Just as the bank asked you to put together a balance sheet to evaluate your credit-worthiness, the government requires publicly traded companies to put together a balance sheet several times a year for their shareholders.

This allows current and potential investors to get a snapshot of a company’s finances. Among other things, the balance sheet will show you the value of the stuff the company owns, right down to the telephones sitting on the desk of their employees, the amount of debt, how much inventory is in the corporate warehouse, and how much money the business has to work with in the short term.

It is generally one of the first financial statements you want to analyze when you are valuing a company.

Before you are capable of analyzing a balance sheet, you have to know how it is structured. That is what this investing lesson aims to teach you.  Specifically, I am going to walk you through a balance sheet line-by-line and explain the lay of the land so you feel more comfortable the next time you encounter one.

Before we get into that, though, realize that a corporate, limited liability company, or limited partnership balance sheet differs substantially from an ordinary household balance sheet because there are a lot of complex items in the accounting records of an operating enterprise or holding company.  Businesses have to deal with all sorts of difficult questions that most people do not such as how to depreciate and cost out a jumbo jet, how to account for the construction expenses of a power plant, ways to record lease obligations for retail space in a busy shopping mall, how to value large inventory stockpiles that might have gained or lost value since acquired, the proper method for establishing reserves for potential future losses on bank loans made to borrowers, and translating multiple currency assets and liabilities back to a reporting currency, just to provide a few examples.
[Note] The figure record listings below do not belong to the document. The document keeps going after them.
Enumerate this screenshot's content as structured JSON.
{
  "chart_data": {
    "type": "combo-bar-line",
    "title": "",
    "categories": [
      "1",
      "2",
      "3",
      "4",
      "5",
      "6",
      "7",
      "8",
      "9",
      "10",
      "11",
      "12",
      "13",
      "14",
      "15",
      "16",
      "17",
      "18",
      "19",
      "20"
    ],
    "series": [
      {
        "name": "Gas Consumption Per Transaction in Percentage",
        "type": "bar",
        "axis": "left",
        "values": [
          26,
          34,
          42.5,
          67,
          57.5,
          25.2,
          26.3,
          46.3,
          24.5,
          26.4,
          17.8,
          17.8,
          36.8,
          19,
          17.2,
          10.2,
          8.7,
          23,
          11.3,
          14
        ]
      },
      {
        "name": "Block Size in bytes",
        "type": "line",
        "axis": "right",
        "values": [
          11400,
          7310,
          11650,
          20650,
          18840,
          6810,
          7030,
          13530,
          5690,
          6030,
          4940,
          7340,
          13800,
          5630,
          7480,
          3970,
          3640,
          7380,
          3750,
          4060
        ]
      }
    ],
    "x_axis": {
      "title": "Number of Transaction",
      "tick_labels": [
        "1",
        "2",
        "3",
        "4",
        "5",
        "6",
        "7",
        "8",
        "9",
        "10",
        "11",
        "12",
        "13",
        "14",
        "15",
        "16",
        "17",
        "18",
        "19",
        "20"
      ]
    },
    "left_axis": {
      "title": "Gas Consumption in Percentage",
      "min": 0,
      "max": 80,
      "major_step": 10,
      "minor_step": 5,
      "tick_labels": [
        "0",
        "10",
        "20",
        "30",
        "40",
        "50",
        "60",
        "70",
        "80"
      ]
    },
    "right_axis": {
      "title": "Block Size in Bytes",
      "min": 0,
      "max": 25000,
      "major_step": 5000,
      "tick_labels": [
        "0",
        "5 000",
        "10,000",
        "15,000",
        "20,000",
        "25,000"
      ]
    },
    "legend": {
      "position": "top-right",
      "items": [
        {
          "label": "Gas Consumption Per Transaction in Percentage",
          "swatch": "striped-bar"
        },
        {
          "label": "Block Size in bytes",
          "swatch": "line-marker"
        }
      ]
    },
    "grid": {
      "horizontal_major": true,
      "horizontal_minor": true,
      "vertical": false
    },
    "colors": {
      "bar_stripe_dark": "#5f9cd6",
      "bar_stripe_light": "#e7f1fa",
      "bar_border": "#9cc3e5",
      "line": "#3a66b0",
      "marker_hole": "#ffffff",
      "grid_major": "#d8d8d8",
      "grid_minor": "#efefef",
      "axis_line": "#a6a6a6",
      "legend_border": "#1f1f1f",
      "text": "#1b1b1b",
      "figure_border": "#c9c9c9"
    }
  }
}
Nevertheless, no matter how overwhelming it might seem at first glance, when you break it down into the individual parts, you realize that there is nothing particularly difficult about any of it. The best way to do this is to remember that the entire purpose of the balance sheet is to answer three questions for the manager, investor, lender, regulator, or other interested party looking at it:

  • What does a company have? (Assets)?
  • What does a company owe? (Liabilities)?
  • What is left over for the owners of the company all debts were paid off? (Book valueor shareholder equity)?

All of these fancy words, advanced terms, and accounting complexities exist to give you, the investor, a good idea of how to estimate those three things. If you make yourself remember that is the objective, you shouldn’t get overwhelmed as you wade into the waters of balance sheet analysis.

Footnote: Unlike other financial statements, the balance sheet cannot cover a range of dates.  In other words, it may be good “as of December 31st, 2015”, but it can’t tell you about a period spanning from, say, December 1st through December 31st.  This is because a balance sheet lists items such as cash on hand and inventory, which change daily.  You’ll find that the way to deal with this when calculating many ratios, which I’ll teach you how to do later in this lesson, is to take the so-called “average weighted” figures of a balance sheet.  For example, if you wanted to know the average inventory value for the year, you would take the inventory value at the end of last year, add it to the ending inventory value this year, then divide by two.  It is a quick trick that helps you avoid distortions by ending period figures that may or may not reflect what was going on for most of the year.  One illustration: If a manufacturing business paid off all of its debt during a year, and showed $0 in liabilities on the balance sheet, yet you saw a line for interest expense on the income statement, you might be confused.  By weighting the average debt outstanding from the balance sheet for the same period, you’d get a better idea of what as going on and why there were interest costs.